だからという訳ではないが、この漫画がとても好きだった。
そう感じているのはなにも爽次郎だけではない。
『夢咲先生の読み切り、めちゃくちゃ良かったよね!』
『十月号は永久保存しなきゃ!』
『二人のこのあとの続きが見たい!』
発売と同時にSNSでは夢咲真子のファンたちのコメントが賑わっていた。
否定的な意見も中にはある。それでも、圧倒的にファンたちが喜んでいた。そう、実感できるものだ。爽次郎は真咲にメッセージを送る。
『真咲さん、SNS見ていますよね! すごく評判いいですよ!』
『うん』
素っ気ない返事だが、以前の真咲ならこんなもの表面的なものだと否定していただろう。つまり真咲もファンが喜んでいることに喜びを感じているのだ。
しかし、爽次郎は釘をさすことを忘れない。
『わざわざファンの本音を探りに行かないでくださいね』
『分かっている』
真咲には裏のアカウント自体を消して欲しいと爽次郎は申し出たが、絶えず漫画の情報が入ってくるので絶対に消せないと言われてしまった。
ならばと、否定的な意見をわざわざ見に行ったり、ファンの本音を探ったりしないようにと言っている。

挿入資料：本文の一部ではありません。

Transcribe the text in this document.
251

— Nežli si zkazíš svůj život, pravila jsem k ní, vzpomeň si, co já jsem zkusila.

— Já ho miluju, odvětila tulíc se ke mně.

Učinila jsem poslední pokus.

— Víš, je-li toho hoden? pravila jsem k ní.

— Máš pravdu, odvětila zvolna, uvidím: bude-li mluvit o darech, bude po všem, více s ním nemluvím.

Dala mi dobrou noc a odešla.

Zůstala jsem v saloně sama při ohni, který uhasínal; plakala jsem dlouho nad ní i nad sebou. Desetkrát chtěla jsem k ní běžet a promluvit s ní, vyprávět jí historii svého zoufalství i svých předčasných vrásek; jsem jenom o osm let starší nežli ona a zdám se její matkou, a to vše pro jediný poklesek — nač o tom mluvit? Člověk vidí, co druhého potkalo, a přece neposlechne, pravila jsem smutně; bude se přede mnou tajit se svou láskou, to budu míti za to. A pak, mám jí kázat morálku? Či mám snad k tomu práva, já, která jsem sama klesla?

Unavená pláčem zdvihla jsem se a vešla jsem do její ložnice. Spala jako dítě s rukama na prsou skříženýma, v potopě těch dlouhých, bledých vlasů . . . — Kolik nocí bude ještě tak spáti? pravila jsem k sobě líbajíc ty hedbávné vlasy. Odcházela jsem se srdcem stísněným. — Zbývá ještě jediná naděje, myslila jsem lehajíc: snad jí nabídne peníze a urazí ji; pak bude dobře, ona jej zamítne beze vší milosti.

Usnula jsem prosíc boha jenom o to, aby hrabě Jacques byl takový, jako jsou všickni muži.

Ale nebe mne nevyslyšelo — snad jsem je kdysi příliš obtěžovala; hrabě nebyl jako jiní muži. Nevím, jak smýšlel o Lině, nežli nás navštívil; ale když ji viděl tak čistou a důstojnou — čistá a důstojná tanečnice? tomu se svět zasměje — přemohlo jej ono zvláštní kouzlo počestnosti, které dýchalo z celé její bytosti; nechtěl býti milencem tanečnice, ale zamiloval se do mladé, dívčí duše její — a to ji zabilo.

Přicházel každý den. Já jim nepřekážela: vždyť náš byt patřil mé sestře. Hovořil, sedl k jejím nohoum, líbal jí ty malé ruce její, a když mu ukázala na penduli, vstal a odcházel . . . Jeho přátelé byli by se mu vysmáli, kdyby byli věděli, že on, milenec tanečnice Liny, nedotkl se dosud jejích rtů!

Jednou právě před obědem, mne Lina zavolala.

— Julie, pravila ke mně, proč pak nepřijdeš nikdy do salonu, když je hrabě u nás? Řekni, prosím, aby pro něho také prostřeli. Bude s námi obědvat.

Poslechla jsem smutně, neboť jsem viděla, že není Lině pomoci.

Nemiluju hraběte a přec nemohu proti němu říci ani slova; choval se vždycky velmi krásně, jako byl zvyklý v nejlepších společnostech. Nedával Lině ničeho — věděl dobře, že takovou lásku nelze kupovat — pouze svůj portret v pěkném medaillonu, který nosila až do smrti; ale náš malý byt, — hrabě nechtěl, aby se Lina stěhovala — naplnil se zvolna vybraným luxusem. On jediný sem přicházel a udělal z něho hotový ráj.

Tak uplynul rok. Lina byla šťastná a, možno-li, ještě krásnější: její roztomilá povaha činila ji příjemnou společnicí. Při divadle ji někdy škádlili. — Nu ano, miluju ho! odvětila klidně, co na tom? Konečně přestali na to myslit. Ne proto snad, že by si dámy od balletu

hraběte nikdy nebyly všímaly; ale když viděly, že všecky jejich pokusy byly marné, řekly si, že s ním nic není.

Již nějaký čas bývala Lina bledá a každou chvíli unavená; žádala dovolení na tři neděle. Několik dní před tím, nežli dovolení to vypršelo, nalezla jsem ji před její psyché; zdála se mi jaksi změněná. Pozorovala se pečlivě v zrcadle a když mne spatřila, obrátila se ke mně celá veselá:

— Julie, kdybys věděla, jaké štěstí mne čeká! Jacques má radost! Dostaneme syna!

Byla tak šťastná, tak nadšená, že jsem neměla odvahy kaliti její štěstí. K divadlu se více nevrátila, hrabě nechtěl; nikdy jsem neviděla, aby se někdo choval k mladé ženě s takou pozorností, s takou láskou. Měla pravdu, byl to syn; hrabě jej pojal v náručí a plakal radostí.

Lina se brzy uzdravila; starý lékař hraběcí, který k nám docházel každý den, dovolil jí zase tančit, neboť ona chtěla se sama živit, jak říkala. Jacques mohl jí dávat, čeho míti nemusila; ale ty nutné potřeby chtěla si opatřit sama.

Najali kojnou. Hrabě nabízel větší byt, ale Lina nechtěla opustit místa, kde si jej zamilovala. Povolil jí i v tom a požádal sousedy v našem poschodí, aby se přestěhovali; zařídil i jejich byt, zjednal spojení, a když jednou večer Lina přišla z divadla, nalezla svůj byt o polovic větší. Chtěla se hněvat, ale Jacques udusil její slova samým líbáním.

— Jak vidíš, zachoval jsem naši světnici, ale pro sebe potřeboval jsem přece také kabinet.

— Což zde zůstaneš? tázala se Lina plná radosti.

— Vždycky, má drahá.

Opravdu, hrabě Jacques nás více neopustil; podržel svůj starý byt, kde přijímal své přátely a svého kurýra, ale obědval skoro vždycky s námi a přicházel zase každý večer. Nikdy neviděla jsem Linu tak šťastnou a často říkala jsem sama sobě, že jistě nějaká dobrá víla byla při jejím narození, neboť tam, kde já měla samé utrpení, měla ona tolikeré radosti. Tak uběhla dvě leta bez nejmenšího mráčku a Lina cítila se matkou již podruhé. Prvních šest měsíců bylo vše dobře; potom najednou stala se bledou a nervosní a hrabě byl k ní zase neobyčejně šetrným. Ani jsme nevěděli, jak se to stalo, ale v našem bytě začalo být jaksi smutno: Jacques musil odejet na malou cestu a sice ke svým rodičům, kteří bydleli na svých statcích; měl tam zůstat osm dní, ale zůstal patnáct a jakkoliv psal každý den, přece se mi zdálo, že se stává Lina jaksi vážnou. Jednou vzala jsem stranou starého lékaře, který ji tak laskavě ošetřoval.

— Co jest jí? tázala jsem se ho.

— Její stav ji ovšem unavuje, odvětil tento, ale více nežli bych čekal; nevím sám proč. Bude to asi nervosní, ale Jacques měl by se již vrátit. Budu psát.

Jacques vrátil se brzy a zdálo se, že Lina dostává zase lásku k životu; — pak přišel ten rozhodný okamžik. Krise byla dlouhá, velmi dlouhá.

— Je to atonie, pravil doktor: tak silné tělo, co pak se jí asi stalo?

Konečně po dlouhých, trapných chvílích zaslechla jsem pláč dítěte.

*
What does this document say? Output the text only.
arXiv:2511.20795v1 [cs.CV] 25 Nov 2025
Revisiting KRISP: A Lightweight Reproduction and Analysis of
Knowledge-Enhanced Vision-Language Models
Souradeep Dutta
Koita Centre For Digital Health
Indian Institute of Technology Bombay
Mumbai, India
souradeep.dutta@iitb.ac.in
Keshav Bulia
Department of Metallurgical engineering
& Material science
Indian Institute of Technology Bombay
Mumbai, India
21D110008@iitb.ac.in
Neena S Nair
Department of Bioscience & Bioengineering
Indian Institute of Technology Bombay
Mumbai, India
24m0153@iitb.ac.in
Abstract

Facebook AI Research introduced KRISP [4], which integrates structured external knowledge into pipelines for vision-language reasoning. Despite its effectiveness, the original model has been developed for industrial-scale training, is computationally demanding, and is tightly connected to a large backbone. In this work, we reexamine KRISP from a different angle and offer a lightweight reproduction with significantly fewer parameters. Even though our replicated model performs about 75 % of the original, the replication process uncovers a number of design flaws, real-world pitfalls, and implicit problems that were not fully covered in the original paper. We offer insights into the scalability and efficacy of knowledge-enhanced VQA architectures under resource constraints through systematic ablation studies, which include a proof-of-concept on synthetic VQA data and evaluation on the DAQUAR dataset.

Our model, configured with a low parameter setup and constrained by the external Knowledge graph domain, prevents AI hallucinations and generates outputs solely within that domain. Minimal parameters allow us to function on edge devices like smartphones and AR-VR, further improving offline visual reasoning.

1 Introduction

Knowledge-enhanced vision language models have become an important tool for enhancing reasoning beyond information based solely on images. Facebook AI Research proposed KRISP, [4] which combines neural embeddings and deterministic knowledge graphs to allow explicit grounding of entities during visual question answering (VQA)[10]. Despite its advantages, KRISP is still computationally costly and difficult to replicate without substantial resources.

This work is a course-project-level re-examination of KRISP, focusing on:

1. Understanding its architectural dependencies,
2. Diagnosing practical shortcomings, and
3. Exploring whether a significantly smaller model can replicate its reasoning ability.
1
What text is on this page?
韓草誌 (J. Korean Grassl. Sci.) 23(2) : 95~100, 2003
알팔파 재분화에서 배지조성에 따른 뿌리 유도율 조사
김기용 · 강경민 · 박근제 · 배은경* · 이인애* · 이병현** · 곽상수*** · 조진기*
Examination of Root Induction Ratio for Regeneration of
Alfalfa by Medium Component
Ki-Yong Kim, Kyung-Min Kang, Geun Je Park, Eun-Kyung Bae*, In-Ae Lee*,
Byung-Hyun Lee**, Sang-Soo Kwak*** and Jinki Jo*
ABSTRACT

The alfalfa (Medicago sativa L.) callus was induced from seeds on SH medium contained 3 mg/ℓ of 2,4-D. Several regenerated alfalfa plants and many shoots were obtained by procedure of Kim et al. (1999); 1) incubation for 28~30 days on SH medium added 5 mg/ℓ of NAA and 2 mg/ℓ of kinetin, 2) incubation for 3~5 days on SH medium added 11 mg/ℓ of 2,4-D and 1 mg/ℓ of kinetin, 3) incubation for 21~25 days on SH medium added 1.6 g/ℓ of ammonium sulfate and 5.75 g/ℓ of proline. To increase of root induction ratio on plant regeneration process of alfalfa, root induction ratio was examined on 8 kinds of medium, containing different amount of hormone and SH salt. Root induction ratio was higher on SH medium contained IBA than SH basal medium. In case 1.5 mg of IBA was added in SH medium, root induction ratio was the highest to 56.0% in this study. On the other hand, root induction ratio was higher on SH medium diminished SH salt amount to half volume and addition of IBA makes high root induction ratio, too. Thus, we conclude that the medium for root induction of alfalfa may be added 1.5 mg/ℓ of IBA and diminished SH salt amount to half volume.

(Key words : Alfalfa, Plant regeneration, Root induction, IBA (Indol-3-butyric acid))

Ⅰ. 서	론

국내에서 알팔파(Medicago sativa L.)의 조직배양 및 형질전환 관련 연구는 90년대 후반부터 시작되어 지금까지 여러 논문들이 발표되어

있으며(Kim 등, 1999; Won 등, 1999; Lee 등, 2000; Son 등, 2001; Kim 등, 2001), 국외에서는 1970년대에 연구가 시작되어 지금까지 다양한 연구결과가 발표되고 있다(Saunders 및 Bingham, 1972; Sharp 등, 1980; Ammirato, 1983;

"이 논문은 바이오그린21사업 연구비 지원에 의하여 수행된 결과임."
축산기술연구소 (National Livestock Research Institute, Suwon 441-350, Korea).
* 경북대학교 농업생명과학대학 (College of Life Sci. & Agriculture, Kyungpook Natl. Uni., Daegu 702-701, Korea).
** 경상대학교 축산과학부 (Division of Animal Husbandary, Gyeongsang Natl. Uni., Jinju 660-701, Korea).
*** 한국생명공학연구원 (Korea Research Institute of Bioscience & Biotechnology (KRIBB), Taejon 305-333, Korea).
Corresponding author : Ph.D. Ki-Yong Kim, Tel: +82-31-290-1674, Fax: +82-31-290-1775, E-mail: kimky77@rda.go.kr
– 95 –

そういうことがしたくなった場合は、すぐに爽次郎に相談するようにとも。
『それで今後なんだけれど。漫画、また始めようと思う。だから、よろしく』
その一文を読んで爽次郎は思わず立ち上がった。少し素っ気ないけれど、ハッキリと真咲が漫画を始めると宣言するのは初めてだ。
「や、やった!」
拳を軽く振り上げた爽次郎。右隣の席の山中が尋ねてくる。
「何かいいことがあったのかい?」
「あ。えっと、真咲さんがまた漫画を始めようかって言っているんです」
シャキッとしなければとは思うが、どうしても顔がにやけてしまう。
「よかったじゃないか。尾形くんの熱意が通じたんだね」
そんな爽次郎を笑うことも無く、山中は朗らかに笑んで頷く。
「まあ、そうじゃないかと思ったけれどね」
左隣の瀬戸原も爽次郎を見て言う。
あれだけ辞めると豪語していた真咲が漫画に戻ってくるというのに、瀬戸原はいつもと変わらないテンションだ。
「そうですね。わたしも真咲さんが漫画辞めるとは思えませんでしたもん」
真咲が辞めるなら今だとまで言っていた水野でさえ、同じようなことを言う。
そんな二人を訝しげに見比べる爽次郎。
「……皆さん、真咲さんの言うことを本気にしていなかったんですか? 編集長に菓子折りまで持ってきたのに」
「確かに驚いたけれど、これまでも驚かされることもあったし。真咲さんは頭の中に物語があふれてしょうがないタイプだからね」
瀬戸原の言うことに「はぁ」と、爽次郎は未だによく分かっていない返事をする。確かに読み切りの打ち合わせでは、一意見を言うと百にしてアイディアが返って来た。プロの漫画家はそういうものではないのだろうか。
それより、返事をしないといけない。爽次郎はほったらかしにしているスマホの画面を見つめて、慎重に文章を選ぶ。